Ingress is still widely used and supported. Gateway API is usually a better fit when you need shared gateways, advanced routing, or cleaner separation between infrastructure and application teams.

Gateway API vs Service type LoadBalancer

A Kubernetes Service of type LoadBalancer exposes one Service through an external load balancer. It is simple and useful, but it does not provide host-based or path-based routing by itself.

Gateway API can route many hostnames and paths through one gateway. For example, a single external load balancer can route api.example.com, admin.example.com, and example.com/app to different Services.

Benefits

  • Standard Kubernetes API: Teams define traffic routing with Kubernetes manifests.
  • Role separation: Platform teams can control shared infrastructure while developers manage app-specific routes.
  • Portable configuration model: The same resource types can work across different controllers, though implementation details still matter.
  • Cleaner routing rules: Routes are easier to review in Git than long annotation blocks.
  • Better fit for GitOps: Gateway resources can be versioned, reviewed, and deployed like other Kubernetes objects.

Tradeoffs and limitations

  • Controller support varies: Not every Gateway API controller supports every feature or route type.
  • Migration takes planning: Moving from Ingress to Gateway API may require DNS, TLS, and load balancer changes.
  • Operational ownership must be clear: Teams need to decide who manages GatewayClass, Gateway, certificates, and Routes.
  • Cloud behavior can differ: Load balancer provisioning, static IPs, health checks, and TLS integration depend on the controller and cloud provider.

Where it fits in a DevOps workflow

Gateway API is often managed through GitOps, Helm, Kustomize, or Terraform-backed workflows. If your team manages Kubernetes manifests through infrastructure as code, the same review and deployment process can apply to Gateway API resources. For example, teams that deploy Kubernetes resources using Terraform can include Gateway and Route manifests in the same delivery flow.

Gateway API also pairs well with cloud infrastructure automation. If your gateway depends on cloud resources such as DNS records, certificates, or managed load balancers, tools like Crossplane can manage those dependencies. A related pattern is to deploy AWS resources using Crossplane on Kubernetes while keeping application routing inside the cluster API.

During cluster lifecycle work, check Gateway API versions, controller compatibility, and CRD upgrades.

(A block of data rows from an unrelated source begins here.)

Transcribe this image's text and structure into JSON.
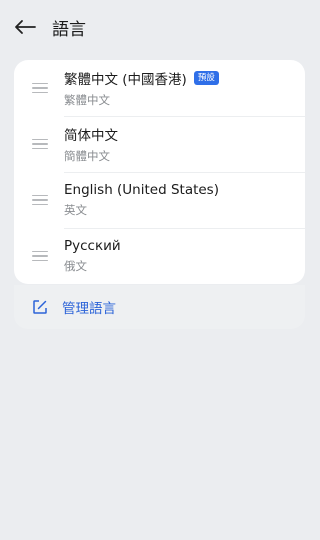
{
  "header": {
    "title": "語言"
  },
  "languages": [
    {
      "name": "繁體中文 (中國香港)",
      "native": "繁體中文",
      "badge": "預設"
    },
    {
      "name": "简体中文",
      "native": "簡體中文"
    },
    {
      "name": "English (United States)",
      "native": "英文"
    },
    {
      "name": "Русский",
      "native": "俄文"
    }
  ],
  "manage": {
    "label": "管理語言"
  },
  "colors": {
    "accent": "#2b63d8",
    "badge": "#2f6fe8",
    "background": "#ebedf0"
  }
}
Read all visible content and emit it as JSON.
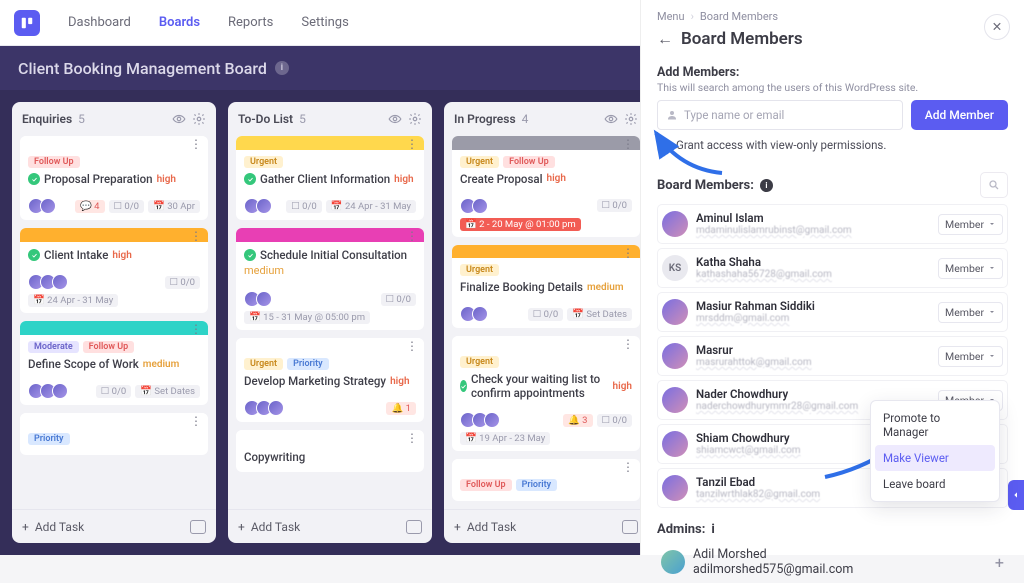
{
  "nav": {
    "dashboard": "Dashboard",
    "boards": "Boards",
    "reports": "Reports",
    "settings": "Settings"
  },
  "board": {
    "title": "Client Booking Management Board"
  },
  "columns": [
    {
      "name": "Enquiries",
      "count": "5",
      "cards": [
        {
          "stripe": "#ffffff",
          "tags": [
            {
              "t": "Follow Up",
              "c": "follow"
            }
          ],
          "check": true,
          "title": "Proposal Preparation",
          "prio": "high",
          "prioc": "high",
          "comments": "4",
          "sub": "0/0",
          "date": "30 Apr",
          "avs": 2,
          "commentRed": true
        },
        {
          "stripe": "#ffb02e",
          "tags": [],
          "check": true,
          "title": "Client Intake",
          "prio": "high",
          "prioc": "high",
          "sub": "0/0",
          "date": "24 Apr - 31 May",
          "avs": 3
        },
        {
          "stripe": "#2ed3c7",
          "tags": [
            {
              "t": "Moderate",
              "c": "moderate"
            },
            {
              "t": "Follow Up",
              "c": "follow"
            }
          ],
          "check": false,
          "title": "Define Scope of Work",
          "prio": "medium",
          "prioc": "medium",
          "sub": "0/0",
          "date": "Set Dates",
          "avs": 3
        },
        {
          "stripe": "#ffffff",
          "tags": [
            {
              "t": "Priority",
              "c": "priority"
            }
          ],
          "check": false,
          "title": "",
          "prio": "",
          "prioc": "",
          "sub": "",
          "date": "",
          "avs": 0
        }
      ]
    },
    {
      "name": "To-Do List",
      "count": "5",
      "cards": [
        {
          "stripe": "#ffd84d",
          "tags": [
            {
              "t": "Urgent",
              "c": "urgent"
            }
          ],
          "check": true,
          "title": "Gather Client Information",
          "prio": "high",
          "prioc": "high",
          "sub": "0/0",
          "date": "24 Apr - 31 May",
          "avs": 2
        },
        {
          "stripe": "#e83fb4",
          "tags": [],
          "check": true,
          "title": "Schedule Initial Consultation",
          "prio": "medium",
          "prioc": "medium",
          "sub": "0/0",
          "date": "15 - 31 May @ 05:00 pm",
          "avs": 2,
          "prioNewline": true
        },
        {
          "stripe": "#ffffff",
          "tags": [
            {
              "t": "Urgent",
              "c": "urgent"
            },
            {
              "t": "Priority",
              "c": "priority"
            }
          ],
          "check": false,
          "title": "Develop Marketing Strategy",
          "prio": "high",
          "prioc": "high",
          "sub": "",
          "date": "",
          "avs": 3,
          "alert": "1"
        },
        {
          "stripe": "#ffffff",
          "tags": [],
          "check": false,
          "title": "Copywriting",
          "prio": "",
          "prioc": "",
          "sub": "",
          "date": "",
          "avs": 0
        }
      ]
    },
    {
      "name": "In Progress",
      "count": "4",
      "cards": [
        {
          "stripe": "#9b9ba8",
          "tags": [
            {
              "t": "Urgent",
              "c": "urgent"
            },
            {
              "t": "Follow Up",
              "c": "follow"
            }
          ],
          "check": false,
          "title": "Create Proposal",
          "prio": "high",
          "prioc": "high",
          "sub": "0/0",
          "date": "2 - 20 May @ 01:00 pm",
          "avs": 2,
          "dateRed": true
        },
        {
          "stripe": "#ffb02e",
          "tags": [
            {
              "t": "Urgent",
              "c": "urgent"
            }
          ],
          "check": false,
          "title": "Finalize Booking Details",
          "prio": "medium",
          "prioc": "medium",
          "sub": "0/0",
          "date": "Set Dates",
          "avs": 2
        },
        {
          "stripe": "#ffffff",
          "tags": [
            {
              "t": "Urgent",
              "c": "urgent"
            }
          ],
          "check": true,
          "title": "Check your waiting list to confirm appointments",
          "prio": "high",
          "prioc": "high",
          "sub": "0/0",
          "date": "19 Apr - 23 May",
          "avs": 3,
          "alert": "3"
        },
        {
          "stripe": "#ffffff",
          "tags": [
            {
              "t": "Follow Up",
              "c": "follow"
            },
            {
              "t": "Priority",
              "c": "priority"
            }
          ],
          "check": false,
          "title": "",
          "prio": "",
          "prioc": "",
          "sub": "",
          "date": "",
          "avs": 0
        }
      ]
    }
  ],
  "addTask": "Add Task",
  "panel": {
    "crumbMenu": "Menu",
    "crumbCurrent": "Board Members",
    "title": "Board Members",
    "addMembersLabel": "Add Members:",
    "addMembersSub": "This will search among the users of this WordPress site.",
    "placeholder": "Type name or email",
    "addBtn": "Add Member",
    "grantCheck": "Grant access with view-only permissions.",
    "membersHead": "Board Members:",
    "members": [
      {
        "name": "Aminul Islam",
        "email": "mdaminulislamrubinst@gmail.com",
        "role": "Member"
      },
      {
        "name": "Katha Shaha",
        "email": "kathashaha56728@gmail.com",
        "role": "Member",
        "initials": "KS"
      },
      {
        "name": "Masiur Rahman Siddiki",
        "email": "mrsddm@gmail.com",
        "role": "Member"
      },
      {
        "name": "Masrur",
        "email": "masrurahttok@gmail.com",
        "role": "Member"
      },
      {
        "name": "Nader Chowdhury",
        "email": "naderchowdhurymmr28@gmail.com",
        "role": "Member"
      },
      {
        "name": "Shiam Chowdhury",
        "email": "shiamcwct@gmail.com",
        "role": ""
      },
      {
        "name": "Tanzil Ebad",
        "email": "tanzilwrthlak82@gmail.com",
        "role": ""
      }
    ],
    "dropdown": {
      "promote": "Promote to Manager",
      "viewer": "Make Viewer",
      "leave": "Leave board"
    },
    "adminsHead": "Admins:",
    "admin": {
      "name": "Adil Morshed",
      "email": "adilmorshed575@gmail.com"
    }
  }
}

This is especially important during EKS, GKE, AKS, or self-managed Kubernetes upgrades. For practical planning, see these Kubernetes upgrade tips for startups.

Practical example

Imagine a startup running three services on Kubernetes:

  • frontend-service for the web app.
  • api-service for backend APIs.
  • admin-service for internal admin users.

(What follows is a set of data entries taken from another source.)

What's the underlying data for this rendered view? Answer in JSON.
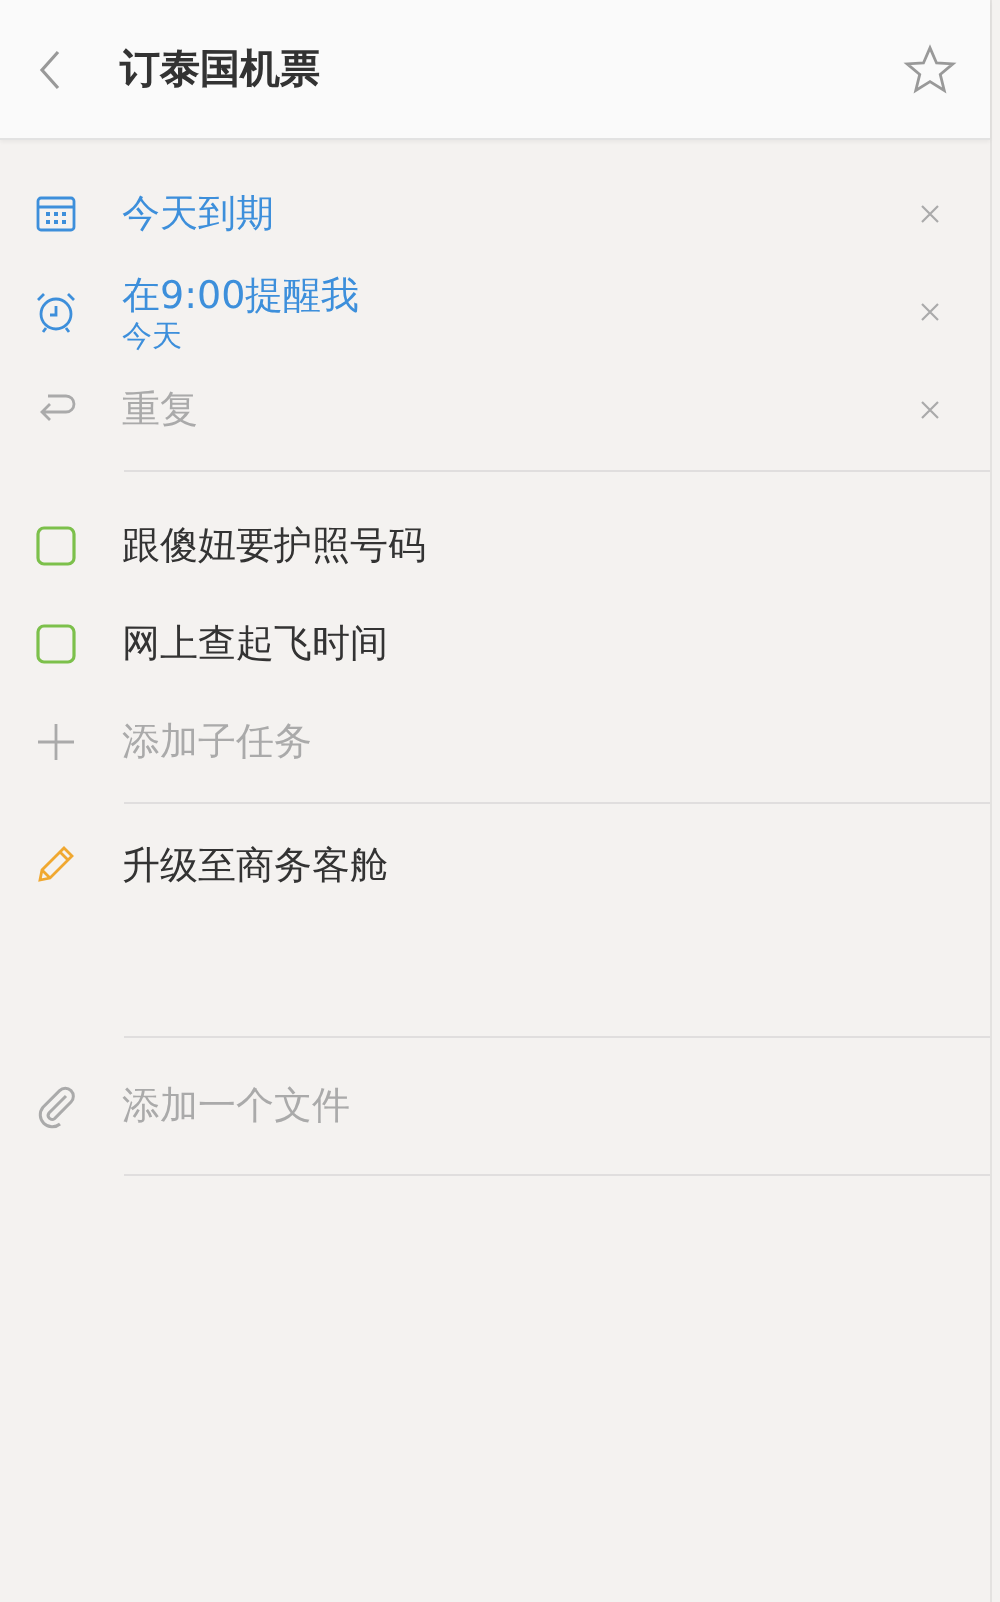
{
  "header": {
    "title": "订泰国机票",
    "starred": false
  },
  "dates": [
    {
      "kind": "due",
      "label": "今天到期",
      "active": true
    },
    {
      "kind": "reminder",
      "label": "在9:00提醒我",
      "sublabel": "今天",
      "active": true
    },
    {
      "kind": "repeat",
      "label": "重复",
      "active": false
    }
  ],
  "subtasks": [
    {
      "label": "跟傻妞要护照号码",
      "checked": false
    },
    {
      "label": "网上查起飞时间",
      "checked": false
    }
  ],
  "add_subtask": {
    "placeholder": "添加子任务"
  },
  "note": "升级至商务客舱",
  "add_file": {
    "label": "添加一个文件"
  }
}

The platform team creates one public Gateway for HTTPS traffic. The application teams create separate HTTPRoutes:

  • example.com routes to frontend-service.
  • api.example.com routes to api-service.
  • admin.example.com routes to admin-service, with extra access controls handled by the gateway controller or an adjacent security layer.

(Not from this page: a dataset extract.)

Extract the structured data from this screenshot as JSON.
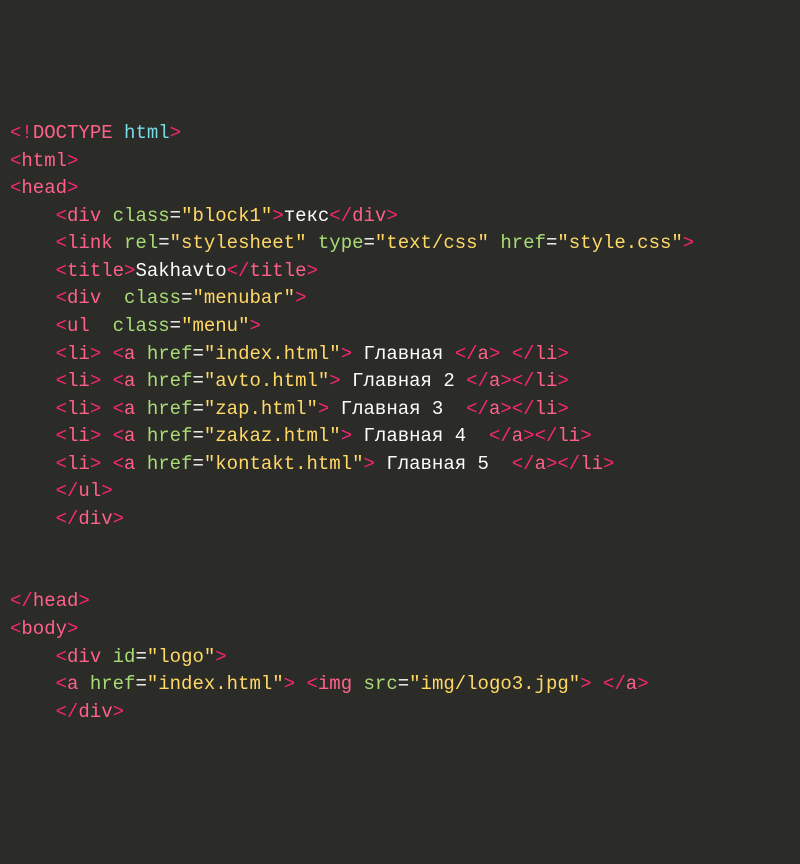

This keeps the shared entry point stable while letting each team change its own routing rules through pull requests.

Key takeaway

Kubernetes Gateway API is the modern Kubernetes model for managing traffic into clusters. It gives you structured gateway and routing resources, clearer team ownership, and stronger support for advanced traffic routing than traditional Ingress. It works best when your platform team standardizes the controller, ownership model, certificate process, and deployment workflow.